Question

A force F is applied to the initially stationary cart. The variation of force with time is shown in the figure. The speed of cart at $t=5s$ is?
A. $10m{{s}^{-1}}$
B. $8.33m{{s}^{-1}}$
C. $2m{{s}^{-1}}$
D. Zero

Answer 1

Hint:We are given the force-time graph of a body going under non-uniformly accelerated motion. For a body going under non-uniformly accelerated motion, the Newton’s equations of motion cannot be used. A non-uniformly accelerated motion is one where the body accelerates or decelerates at any instances of time during the observed motion. Thus, in this case we take the instantaneous velocity of the body under consideration.

Complete step-by-step solution:
The slope on the position-time graph is equal to the instantaneous velocity. This is a way of finding instantaneous velocity without using calculus.
The equation of the given parabolic graph is:
$\begin{align}
  & F\propto {{t}^{2}} \\
 & \Rightarrow F=k{{t}^{2}} \\
\end{align}$
Where,
$F=$ force (on y-axis)
$t=$time (on x-axis)
$k=$proportionality constant
$\begin{align}
  & \Rightarrow 50=k{{\left( 5 \right)}^{2}} \\
 & \Rightarrow k=2 \\
\end{align}$
$\therefore F=2{{t}^{2}}$

We also know that, $F=ma$
Where,
$m=$mass of body $=10Kg$(here)
$a=$acceleration of body
$\begin{align}
  & \Rightarrow ma=2{{t}^{2}} \\
 & \Rightarrow \left( 10 \right)a=2{{t}^{2}} \\
\end{align}$
$\Rightarrow a=0.2{{t}^{2}}$ …………….. equation (1)

To find the instantaneous velocity \[\left( {{V}_{\text{instantaneous}}} \right)\], we have to divide an infinitesimally-small displacement with an infinitesimally-small time interval which would practically be equal to an indeterminate form of limit (or $\dfrac{0}{0}$). Hence, sir Isaac Newton invented a whole new form of mathematics called calculus.
$\begin{align}
  & {{V}_{\text{instantaneous}}}=\underset{h\to 0}{\mathop{\lim }}\,\dfrac{x\left( t+h \right)-x\left( t \right)}{h} \\
 & \text{Or }{{V}_{\text{instantaneous}}}=\dfrac{dx}{dt} \\
\end{align}$

Similarly, instantaneous acceleration, ${{a}_{\text{instantaneous}}}=\dfrac{dv}{dt}$
$\begin{align}
  & \Rightarrow \int{dv}=\int{{{a}_{\text{instantaneous}}}.dt} \\
 & \Rightarrow v=\int{{{a}_{\text{instantaneous}}}.dt} \\
\end{align}$

From equation (1),
$\Rightarrow v=\int\limits_{0}^{t}{0.2{{t}^{2}}.dt}$
At $t=5s,$
$\Rightarrow v=\int\limits_{0}^{5}{0.2{{t}^{2}}.dt}$
$\Rightarrow v=0.2\left[ \dfrac{{{t}^{3}}}{3} \right]_{0}^{5}$
$\begin{align}
  & \Rightarrow v=0.2\left( \dfrac{{{5}^{3}}-{{0}^{3}}}{3} \right) \\
 & \Rightarrow v=0.2\left( \dfrac{125}{3} \right) \\
 & \Rightarrow v=8.33m{{s}^{-1}} \\
\end{align}$
The speed of the cart at $t=5s$ is $8.33m{{s}^{-1}}$.

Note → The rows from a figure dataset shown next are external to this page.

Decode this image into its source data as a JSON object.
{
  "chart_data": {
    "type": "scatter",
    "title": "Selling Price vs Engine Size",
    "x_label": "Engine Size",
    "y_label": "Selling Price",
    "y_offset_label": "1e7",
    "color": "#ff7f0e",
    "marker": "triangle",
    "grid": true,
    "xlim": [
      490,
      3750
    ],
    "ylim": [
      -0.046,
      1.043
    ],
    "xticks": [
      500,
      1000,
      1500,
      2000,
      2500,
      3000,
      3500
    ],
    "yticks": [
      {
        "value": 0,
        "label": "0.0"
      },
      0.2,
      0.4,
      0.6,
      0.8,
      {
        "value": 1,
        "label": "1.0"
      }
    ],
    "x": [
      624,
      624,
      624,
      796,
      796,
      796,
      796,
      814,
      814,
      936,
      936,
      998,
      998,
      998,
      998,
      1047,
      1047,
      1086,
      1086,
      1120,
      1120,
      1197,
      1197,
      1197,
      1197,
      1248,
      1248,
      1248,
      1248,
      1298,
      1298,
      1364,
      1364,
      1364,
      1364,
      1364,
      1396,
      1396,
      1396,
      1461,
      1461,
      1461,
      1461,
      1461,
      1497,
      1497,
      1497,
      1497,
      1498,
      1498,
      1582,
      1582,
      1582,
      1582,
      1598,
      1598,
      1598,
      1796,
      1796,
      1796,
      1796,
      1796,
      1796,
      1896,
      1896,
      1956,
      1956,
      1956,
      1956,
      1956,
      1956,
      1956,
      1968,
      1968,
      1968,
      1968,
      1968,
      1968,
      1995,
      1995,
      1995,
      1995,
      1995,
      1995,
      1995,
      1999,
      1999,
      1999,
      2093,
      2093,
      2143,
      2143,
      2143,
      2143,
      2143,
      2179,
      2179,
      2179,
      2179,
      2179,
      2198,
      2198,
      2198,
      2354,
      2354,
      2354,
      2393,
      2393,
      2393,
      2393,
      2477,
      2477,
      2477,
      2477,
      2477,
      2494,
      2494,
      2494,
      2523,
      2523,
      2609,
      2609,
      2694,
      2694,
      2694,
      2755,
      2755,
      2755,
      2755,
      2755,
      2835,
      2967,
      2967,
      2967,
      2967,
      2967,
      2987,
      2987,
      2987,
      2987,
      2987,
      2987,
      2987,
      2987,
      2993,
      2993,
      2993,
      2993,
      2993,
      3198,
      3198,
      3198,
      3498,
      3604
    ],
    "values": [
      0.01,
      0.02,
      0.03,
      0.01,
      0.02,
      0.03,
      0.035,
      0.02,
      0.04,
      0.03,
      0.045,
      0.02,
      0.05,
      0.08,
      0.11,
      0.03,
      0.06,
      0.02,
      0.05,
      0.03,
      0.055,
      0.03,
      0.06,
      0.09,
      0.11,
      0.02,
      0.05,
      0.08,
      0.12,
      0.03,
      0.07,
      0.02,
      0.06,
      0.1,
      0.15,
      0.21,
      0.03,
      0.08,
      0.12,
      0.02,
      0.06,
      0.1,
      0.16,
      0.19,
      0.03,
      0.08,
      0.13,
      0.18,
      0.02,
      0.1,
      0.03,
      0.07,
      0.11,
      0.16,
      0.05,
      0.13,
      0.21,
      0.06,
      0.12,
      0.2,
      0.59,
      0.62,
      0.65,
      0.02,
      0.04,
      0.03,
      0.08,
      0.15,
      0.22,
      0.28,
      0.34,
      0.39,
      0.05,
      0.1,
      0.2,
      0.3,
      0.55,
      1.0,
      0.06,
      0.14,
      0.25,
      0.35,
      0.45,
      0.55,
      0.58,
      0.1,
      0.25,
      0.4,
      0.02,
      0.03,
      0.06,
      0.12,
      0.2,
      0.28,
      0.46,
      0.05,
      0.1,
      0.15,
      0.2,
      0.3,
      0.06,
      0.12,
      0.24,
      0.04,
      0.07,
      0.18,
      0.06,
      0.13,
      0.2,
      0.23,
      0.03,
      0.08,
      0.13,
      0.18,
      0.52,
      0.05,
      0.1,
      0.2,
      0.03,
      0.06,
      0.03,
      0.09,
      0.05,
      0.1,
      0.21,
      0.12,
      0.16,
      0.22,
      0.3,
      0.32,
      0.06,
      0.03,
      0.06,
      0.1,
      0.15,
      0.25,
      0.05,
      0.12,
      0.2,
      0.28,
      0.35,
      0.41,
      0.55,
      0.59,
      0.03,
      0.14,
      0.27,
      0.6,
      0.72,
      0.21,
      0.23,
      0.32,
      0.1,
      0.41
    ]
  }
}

Therefore, the correct option is (B) $8.33m{{s}^{-1}}$.

Note:
The instantaneous velocity is the velocity of an object at a particular moment in time. This is different from the average velocity of the object. The average velocity is equal to the total displacement divided by the total time taken during the motion. It does not change with the acceleration or deceleration of the object taking place during the motion.